GSP def. Michael Bisping via submission (rear-naked choke) (3rd, 4:23)

I really don’t think anybody, experts included, knew what to expect from the main event. In one corner, you had Michael Bisping, who for all his accomplishments, is in the twilight of his career and who’s last three victories came over an OLD Anderson Silva, an underprepared Luke Rockhold, and an OLD Dan Henderson. Not exactly a stellar a list when you consider the time we’re in.

In the other corner was Georges St. Pierre. A heavier GSP who had been away from the octagon for four years. It was anybody’s guess how this would go…

…And it certainly didn’t disappoint.

St.Pierre, despite the layoff, looked as dangerous as ever. Armed with a lethal left jab that ranks among the best MMA has ever seen, along with a wrestling pedigree that deserves similar recognition, Canada’s MMA superstar gave Bisping his best shots and takedowns, all while taking some heavy strikes from Bisping (GSP scored 57 significant strikes to Bisping’s 28) — What was supposed to be a clear size advantage for Bisping, I found GSP to look like the BIGGER fighter in this one.

Seemingly ahead on points as he has often found himself, St. Pierre tagged the champ with a heavy counter right in the third and immediately pounced on a shaken Bisping. Landing heavy shots from the top you had to think it was time for GSP to empty the tank (the added pounds did seem to rob him of some cardio). As he rained down shots, GSP appeared to give Bisping a window to get up. However, he would quickly close that window and once Bisping gave St. Pierre his back, he found himself in a clinical rear naked choke…moments later, the champ lay motionless and GSP was once again atop the UFC mountain.

It was a masterful performance by GSP, who looks as good as ever. He still may be one defeat away from retirement, but let’s all enjoy the ride as long as we’re on it.

What’s Next?

For Bisping, if he can get healthy, he will likely finish out his MMA career fighting on the London card, slated for March 17, 2018. His opponent is still TBD but that seems as good a time and place as any for one of the sport’s greats to wrap things up.

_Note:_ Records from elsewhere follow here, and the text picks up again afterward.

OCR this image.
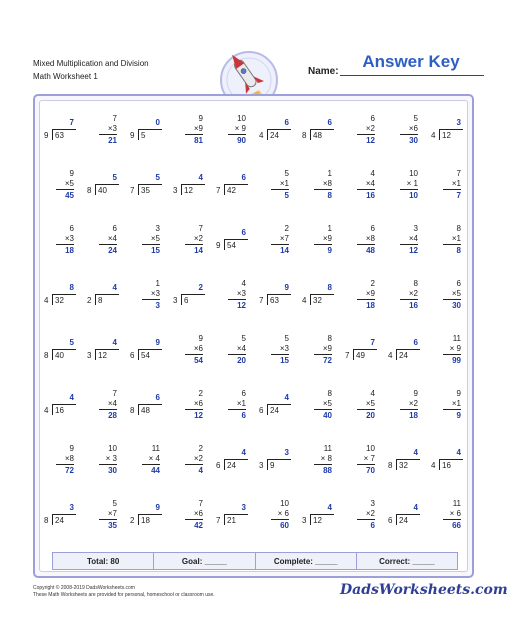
Mixed Multiplication and Division
Math Worksheet 1	Name:
Answer Key
7
9 63
7
×3
21
0
9 5
9
×9
81
10
× 9
90
6
4 24
6
8 48
6
×2
12
5
×6
30
3
4 12
9
×5
45
5
8 40
5
7 35
4
3 12
6
7 42
5
×1
5
1
×8
8
4
×4
16
10
× 1
10
7
×1
7
6
×3
18
6
×4
24
3
×5
15
7
×2
14
6
9 54
2
×7
14
1
×9
9
6
×8
48
3
×4
12
8
×1
8
8
4 32
4
2 8
1
×3
3
2
3 6
4
×3
12
9
7 63
8
4 32
2
×9
18
8
×2
16
6
×5
30
5
8 40
4
3 12
9
6 54
9
×6
54
5
×4
20
5
×3
15
8
×9
72
7
7 49
6
4 24
11
× 9
99
4
4 16
7
×4
28
6
8 48
2
×6
12
6
×1
6
4
6 24
8
×5
40
4
×5
20
9
×2
18
9
×1
9
9
×8
72
10
× 3
30
11
× 4
44
2
×2
4
4
6 24
3
3 9
11
× 8
88
10
× 7
70
4
8 32
4
4 16
3
8 24
5
×7
35
9
2 18
7
×6
42
3
7 21
10
× 6
60
4
3 12
3
×2
6
4
6 24
11
× 6
66
Total: 80	Goal: _____	Complete: _____	Correct: _____
Copyright © 2008-2019 DadsWorksheets.com
These Math Worksheets are provided for personal, homeschool or classroom use.	DadsWorksheets.com
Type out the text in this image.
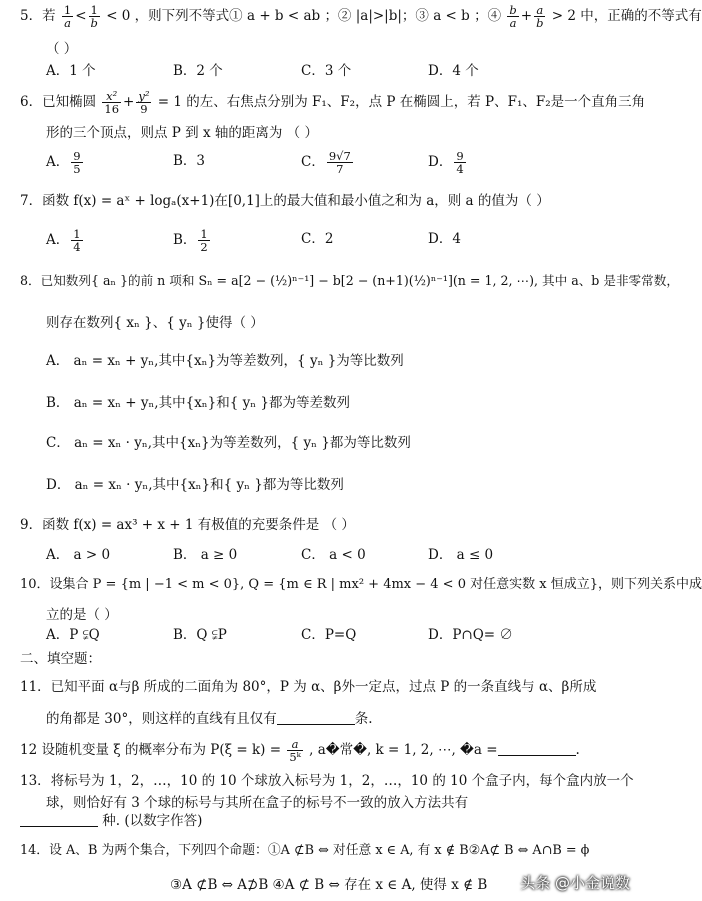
5．若 $\frac{1}{a} < \frac{1}{b} < 0$ ，则下列不等式① a + b < ab ；② |a|>|b|；③ a < b ；④ $\frac{b}{a} + \frac{a}{b} > 2$ 中，正确的不等式有
（ ）
A．1 个	B．2 个	C．3 个	D．4 个
6．已知椭圆 $\frac{\text{x²}}{16} + \frac{\text{y²}}{9} = 1$ 的左、右焦点分别为 F₁、F₂，点 P 在椭圆上，若 P、F₁、F₂是一个直角三角
形的三个顶点，则点 P 到 x 轴的距离为 （ ）
A． $\frac{9}{5}$	B．3	C． $\frac{9√7}{7}$	D． $\frac{9}{4}$
7．函数 f(x) = aˣ + logₐ(x+1)在[0,1]上的最大值和最小值之和为 a，则 a 的值为（ ）
A． $\frac{1}{4}$	B． $\frac{1}{2}$	C．2	D．4
8．已知数列{ aₙ }的前 n 项和 Sₙ = a[2 − (½)ⁿ⁻¹] − b[2 − (n+1)(½)ⁿ⁻¹](n = 1, 2, ⋯), 其中 a、b 是非零常数，
则存在数列{ xₙ }、{ yₙ }使得（ ）
A． aₙ = xₙ + yₙ,其中{xₙ}为等差数列，{ yₙ }为等比数列
B． aₙ = xₙ + yₙ,其中{xₙ}和{ yₙ }都为等差数列
C． aₙ = xₙ · yₙ,其中{xₙ}为等差数列，{ yₙ }都为等比数列
D． aₙ = xₙ · yₙ,其中{xₙ}和{ yₙ }都为等比数列
9．函数 f(x) = ax³ + x + 1 有极值的充要条件是 （ ）
A． a > 0	B． a ≥ 0	C． a < 0	D． a ≤ 0
10．设集合 P = {m | −1 < m < 0}, Q = {m ∈ R | mx² + 4mx − 4 < 0 对任意实数 x 恒成立}，则下列关系中成
立的是（ ）
A．P ⫋Q	B．Q ⫋P	C．P=Q	D．P∩Q= ∅
二、填空题：
11．已知平面 α与β 所成的二面角为 80°，P 为 α、β外一定点，过点 P 的一条直线与 α、β所成
的角都是 30°，则这样的直线有且仅有	条.
12 设随机变量 ξ 的概率分布为 $P(\xi = k) = \frac{a}{\text{5ᵏ}}$ , a�常�, k = 1, 2, ⋯, �a =	.
13．将标号为 1，2，…，10 的 10 个球放入标号为 1，2，…，10 的 10 个盒子内，每个盒内放一个
球，则恰好有 3 个球的标号与其所在盒子的标号不一致的放入方法共有
种. (以数字作答)
14．设 A、B 为两个集合，下列四个命题：①A ⊄B ⇔ 对任意 x ∈ A, 有 x ∉ B②A⊄ B ⇔ A∩B = ϕ
③A ⊄B ⇔ A⊅B ④A ⊄ B ⇔ 存在 x ∈ A, 使得 x ∉ B 头条 @小金说数
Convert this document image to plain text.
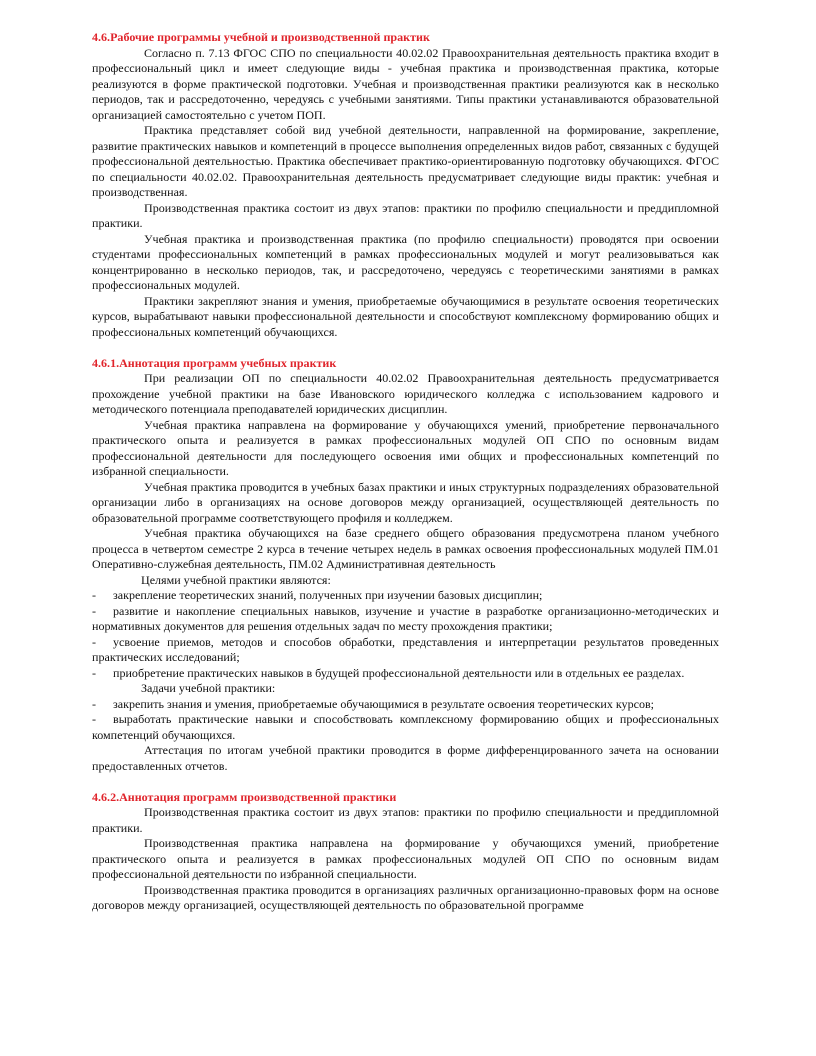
4.6.Рабочие программы учебной и производственной практик

Согласно п. 7.13 ФГОС СПО по специальности 40.02.02 Правоохранительная деятельность практика входит в профессиональный цикл и имеет следующие виды - учебная практика и производственная практика, которые реализуются в форме практической подготовки. Учебная и производственная практики реализуются как в несколько периодов, так и рассредоточенно, чередуясь с учебными занятиями. Типы практики устанавливаются образовательной организацией самостоятельно с учетом ПОП.

Практика представляет собой вид учебной деятельности, направленной на формирование, закрепление, развитие практических навыков и компетенций в процессе выполнения определенных видов работ, связанных с будущей профессиональной деятельностью. Практика обеспечивает практико-ориентированную подготовку обучающихся. ФГОС по специальности 40.02.02. Правоохранительная деятельность предусматривает следующие виды практик: учебная и производственная.

Производственная практика состоит из двух этапов: практики по профилю специальности и преддипломной практики.

Учебная практика и производственная практика (по профилю специальности) проводятся при освоении студентами профессиональных компетенций в рамках профессиональных модулей и могут реализовываться как концентрированно в несколько периодов, так, и рассредоточено, чередуясь с теоретическими занятиями в рамках профессиональных модулей.

Практики закрепляют знания и умения, приобретаемые обучающимися в результате освоения теоретических курсов, вырабатывают навыки профессиональной деятельности и способствуют комплексному формированию общих и профессиональных компетенций обучающихся.

4.6.1.Аннотация программ учебных практик

При реализации ОП по специальности 40.02.02 Правоохранительная деятельность предусматривается прохождение учебной практики на базе Ивановского юридического колледжа с использованием кадрового и методического потенциала преподавателей юридических дисциплин.

Учебная практика направлена на формирование у обучающихся умений, приобретение первоначального практического опыта и реализуется в рамках профессиональных модулей ОП СПО по основным видам профессиональной деятельности для последующего освоения ими общих и профессиональных компетенций по избранной специальности.

Учебная практика проводится в учебных базах практики и иных структурных подразделениях образовательной организации либо в организациях на основе договоров между организацией, осуществляющей деятельность по образовательной программе соответствующего профиля и колледжем.

Учебная практика обучающихся на базе среднего общего образования предусмотрена планом учебного процесса в четвертом семестре 2 курса в течение четырех недель в рамках освоения профессиональных модулей ПМ.01 Оперативно-служебная деятельность, ПМ.02 Административная деятельность

Целями учебной практики являются:

- закрепление теоретических знаний, полученных при изучении базовых дисциплин;

- развитие и накопление специальных навыков, изучение и участие в разработке организационно-методических и нормативных документов для решения отдельных задач по месту прохождения практики;

- усвоение приемов, методов и способов обработки, представления и интерпретации результатов проведенных практических исследований;

- приобретение практических навыков в будущей профессиональной деятельности или в отдельных ее разделах.

Задачи учебной практики:

- закрепить знания и умения, приобретаемые обучающимися в результате освоения теоретических курсов;

- выработать практические навыки и способствовать комплексному формированию общих и профессиональных компетенций обучающихся.

Аттестация по итогам учебной практики проводится в форме дифференцированного зачета на основании предоставленных отчетов.

4.6.2.Аннотация программ производственной практики

Производственная практика состоит из двух этапов: практики по профилю специальности и преддипломной практики.

Производственная практика направлена на формирование у обучающихся умений, приобретение практического опыта и реализуется в рамках профессиональных модулей ОП СПО по основным видам профессиональной деятельности по избранной специальности.

Производственная практика проводится в организациях различных организационно-правовых форм на основе договоров между организацией, осуществляющей деятельность по образовательной программе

As is always the case with GSP, he was non-committal on his future plans. While he may seem undecided, Dana White was rather direct in his assessment of what awaits the new middleweight champion.

“It’s going to be [Robert] Whittaker” were Dana White’s exact words. The timing of that fight remains to be seen. The obvious date is UFC 221 in Perth, Australia (Whittaker’s training grounds), set for February 11, 2018 but the feasibility of that rests with GSP’s ability to recover from the damage sustained in this fight.

Looking past Whittaker, GSP could also explore a run at the welterweight title. And finally, would we all not want to see a McGregor-GSP showdown??????????

Many hurdles to clear before that happens, but just the thought gives me chills.